Let's see the solution.
a) We define an edge as $$a = 10 \ m$$, which is reasonable for being an iceberg.
b) To find $$h$$, we must first find the height of the triangle of each of the side faces $$Ap$$. $$$10^2= Ap^2+\Big(\dfrac{10}{2}\Big)^2 \\ Ap= 5\sqrt{3}$$$
Using the Pythagoras’s theorem, with the triangle which sides are $$h$$ and $$\dfrac{a}{2}$$, and which hypotenuse is $$Ap$$, the height of half an octahedron ,$$h$$, is: $$$Ap^2= h^2+\Big(\dfrac{a}{2}\Big)^2 \\(5\sqrt{3})^2=h^2+5^2 \\ h= \sqrt{75-25}=5\sqrt{2}= 7,07 \ m $$$
c) We define $$h' =0,2 \cdot h=1,41 \ m$$, which is reasonable if we think that the main part of an iceberg is always submerged.

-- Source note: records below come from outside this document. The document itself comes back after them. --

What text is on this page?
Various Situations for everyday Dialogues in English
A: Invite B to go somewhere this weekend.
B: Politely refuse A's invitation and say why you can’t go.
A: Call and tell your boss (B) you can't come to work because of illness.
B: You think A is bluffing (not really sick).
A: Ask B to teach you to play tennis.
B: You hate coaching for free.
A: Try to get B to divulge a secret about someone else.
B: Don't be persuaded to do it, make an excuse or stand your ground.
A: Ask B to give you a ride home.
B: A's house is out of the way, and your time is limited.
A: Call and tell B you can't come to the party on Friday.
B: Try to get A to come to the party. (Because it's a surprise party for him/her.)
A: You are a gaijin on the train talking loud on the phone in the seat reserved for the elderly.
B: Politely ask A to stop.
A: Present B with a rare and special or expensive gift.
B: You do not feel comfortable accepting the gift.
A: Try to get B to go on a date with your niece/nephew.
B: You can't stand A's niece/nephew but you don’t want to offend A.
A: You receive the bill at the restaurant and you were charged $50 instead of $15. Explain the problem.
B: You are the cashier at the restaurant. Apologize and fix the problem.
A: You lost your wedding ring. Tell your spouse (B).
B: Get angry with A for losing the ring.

We use the Thales theorem to find the edge of the pyramid that reminds out of the water: $$$\dfrac{a'}{a}=\dfrac{h'}{h}=0, 2 \\ a'=2 \ m$$$
d) The entire volume of the octahedron is calculated with the following formula: $$$V=\dfrac {\sqrt{2}}{3} \cdot a^3$$$ where $$a = 10 \ m$$. $$$V_{octo}=471,4 \ m^3$$$
Now, we calcule the volume of the pyramid that remains out of the water: $$$V_{out \ of \ the \ water}=\dfrac{a'^2 \cdot h'}{3}= 1,88 \ m^3$$$ The percentage of the volume out of the water is $$$\dfrac{1,88}{471,4}\cdot 100= 0,39 \%$$$
e) Now we just need to calculate the area of the octahedron and divide it by $$2$$: $$$\dfrac{A_{octo}}{2}=\dfrac{1}{2}(2 \sqrt{3} \cdot a^2) $$$ where $$a=10$$ $$$\dfrac{A_{octo}}{2}=173,2 \ m^2$$$